Немного понежившись, она вздохнула.
– Мардер, тебя любят все. Ампаро твоя рабыня, она принадлежит тебе без остатка; смотрит на тебя как старые campesinos на ковчег со Святыми Дарами во время крестного хода. Твоя дочь принесла в жертву свою жизнь, чтобы быть с тобой. И я тоже здесь. Да, я журналист, и это, выражаясь твоими словами, репортаж десятилетия, но основная причина – ты. В жизни не встречала такого человека, как Ричард Мардер. Неловко признаваться, но ты вызываешь восхищение. И мне нравится, как от тебя пахнет.
– То есть обаяние и запах пересилили твою неприязнь к американцам. По крайней мере, в моем случае.
– А, да я постоянно трахаюсь с американцами. С немцами, австралийцами… А кого избегаю, так это мексиканцев. Нет-нет, когда мне хочется оттянуться, я обычно лечу в Лос-Анджелес или Новый Орлеан. Навещаю коллег – у меня их довольно много, все они славные ребята, некоторые женаты. Никаких привязанностей, никакой профессиональной caca.
– Как-то непатриотично, с позволения сказать. Как почетный мексиканец, считаю своим долгом оскорбиться. Что не так с мексиканцами?

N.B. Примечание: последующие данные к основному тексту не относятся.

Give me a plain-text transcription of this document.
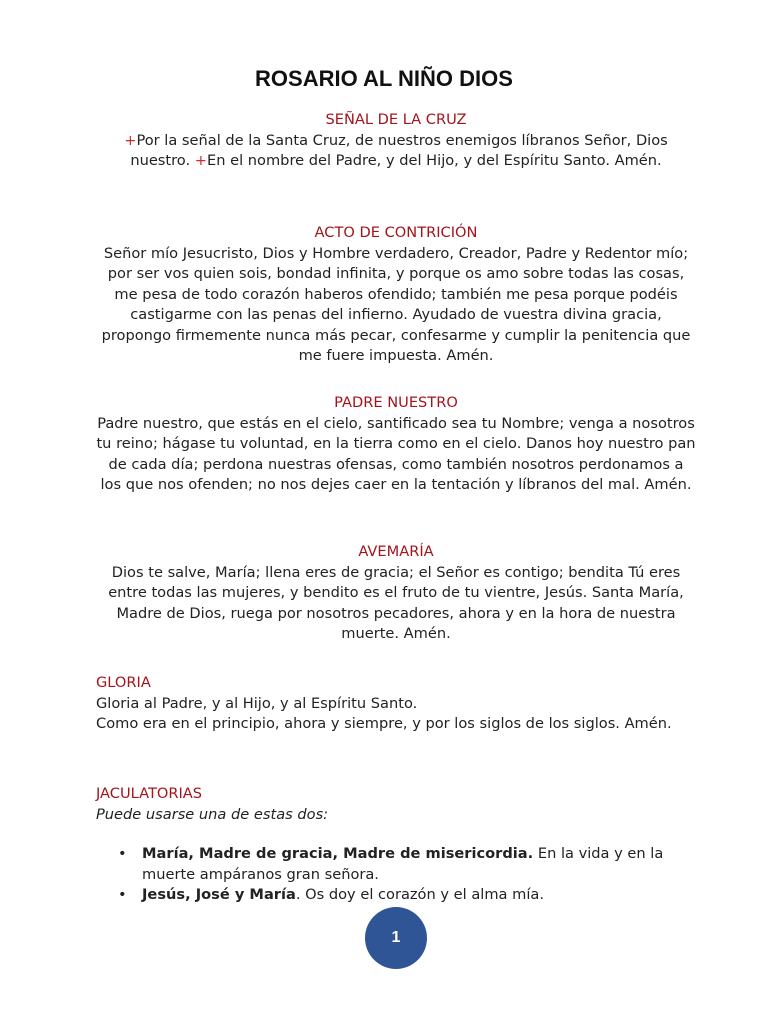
ROSARIO AL NIÑO DIOS
SEÑAL DE LA CRUZ
+Por la señal de la Santa Cruz, de nuestros enemigos líbranos Señor, Dios nuestro. +En el nombre del Padre, y del Hijo, y del Espíritu Santo. Amén.
ACTO DE CONTRICIÓN
Señor mío Jesucristo, Dios y Hombre verdadero, Creador, Padre y Redentor mío; por ser vos quien sois, bondad infinita, y porque os amo sobre todas las cosas, me pesa de todo corazón haberos ofendido; también me pesa porque podéis castigarme con las penas del infierno. Ayudado de vuestra divina gracia, propongo firmemente nunca más pecar, confesarme y cumplir la penitencia que me fuere impuesta. Amén.
PADRE NUESTRO
Padre nuestro, que estás en el cielo, santificado sea tu Nombre; venga a nosotros tu reino; hágase tu voluntad, en la tierra como en el cielo. Danos hoy nuestro pan de cada día; perdona nuestras ofensas, como también nosotros perdonamos a los que nos ofenden; no nos dejes caer en la tentación y líbranos del mal. Amén.
AVEMARÍA
Dios te salve, María; llena eres de gracia; el Señor es contigo; bendita Tú eres entre todas las mujeres, y bendito es el fruto de tu vientre, Jesús. Santa María, Madre de Dios, ruega por nosotros pecadores, ahora y en la hora de nuestra muerte. Amén.
GLORIA
Gloria al Padre, y al Hijo, y al Espíritu Santo.
Como era en el principio, ahora y siempre, y por los siglos de los siglos. Amén.
JACULATORIAS
Puede usarse una de estas dos:
• María, Madre de gracia, Madre de misericordia. En la vida y en la muerte ampáranos gran señora.
• Jesús, José y María. Os doy el corazón y el alma mía.
1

– Ничего. Достойный народ. Просто, наверное, слишком долго мне не везло. Нет, не останавливайся. Нет, глубже. Да. Сейчас расскажу тебе свои страшилки по-мексикански. Сперва за тобой ухаживают, ты для них луна и звезды, а когда наконец трахнут, ты сразу превращаешься в chingada – человеческие отбросы, с которыми и считаться не стоит. Я встречалась с такими мужчинами, которые садились голышом на краю моей кровати и начинали звонить женам – в то время как из меня еще их сперма вытекала. Вот последний брал меня сзади – помню, думала еще, что кожа на ногах загрубела и надо бы сделать педикюр… кстати говоря, прелюдия для них – это пропустить вместе по стаканчику в баре. И тут у него запиликал телефон. Можешь ли поверить, на звонке – La Paloma [131] . И он взял трубку. Не отрываясь от меня. И заговорил с женой. Она спросила, почему он так тяжело дышит. Да лифт сломался, и вот пришлось по лестнице пилить на пятый этаж. И такой романтики у меня с сородичами было хоть отбавляй. Дай им бог здоровья!
Постепенно ее откровения начали чередоваться с протяжными вздохами и звуками чисто кошачьего удовольствия – которого она желала и, как подозревал Мардер, не слишком часто получала от мужчин.
– Ну а тут что? – спросил он. – Мардер у нас уникум или всего лишь очередное немексиканское изделие надлежащей твердости?
– Ближе к уникуму. Как правило, у мужчины и кофе еще не остыл, а я его раскусила, но с тобой не так. Хотя я пыталась. Подняла все свои связи в Нью-Йорке, хотела выяснить, кто ты такой, – и все без толку. Никто и звать никак, казалось бы. Но сейчас ты в центре бандитских разборок, и у тебя куча денег, которые непонятно откуда взялись. Берешь под крыло горстку pelados, на которых всем всегда было начхать; бросаешь вызов двум крупнейшим наркокартелям в районе – не одному, двум; переделываешь свой дом в форт и до отказа набиваешь оружием – а откуда оно взялось, это еще вопрос; всю организацию взваливаешь на крутого наемника, по совместительству телохранителя и наркоторговца – а он тоже, надо сказать, непрост; и… и не только обводишь вокруг пальца Эль Гордо, своего главного союзника, но и умудряешься подстрелить лучшего друга самого гнусного narcos в окрестностях, опаснейшего преступника, и все из-за девицы, которую едва знаешь, из чистой, судя по всему, порядочности. Такого не бывает, querido [132] . Только не в Мексике.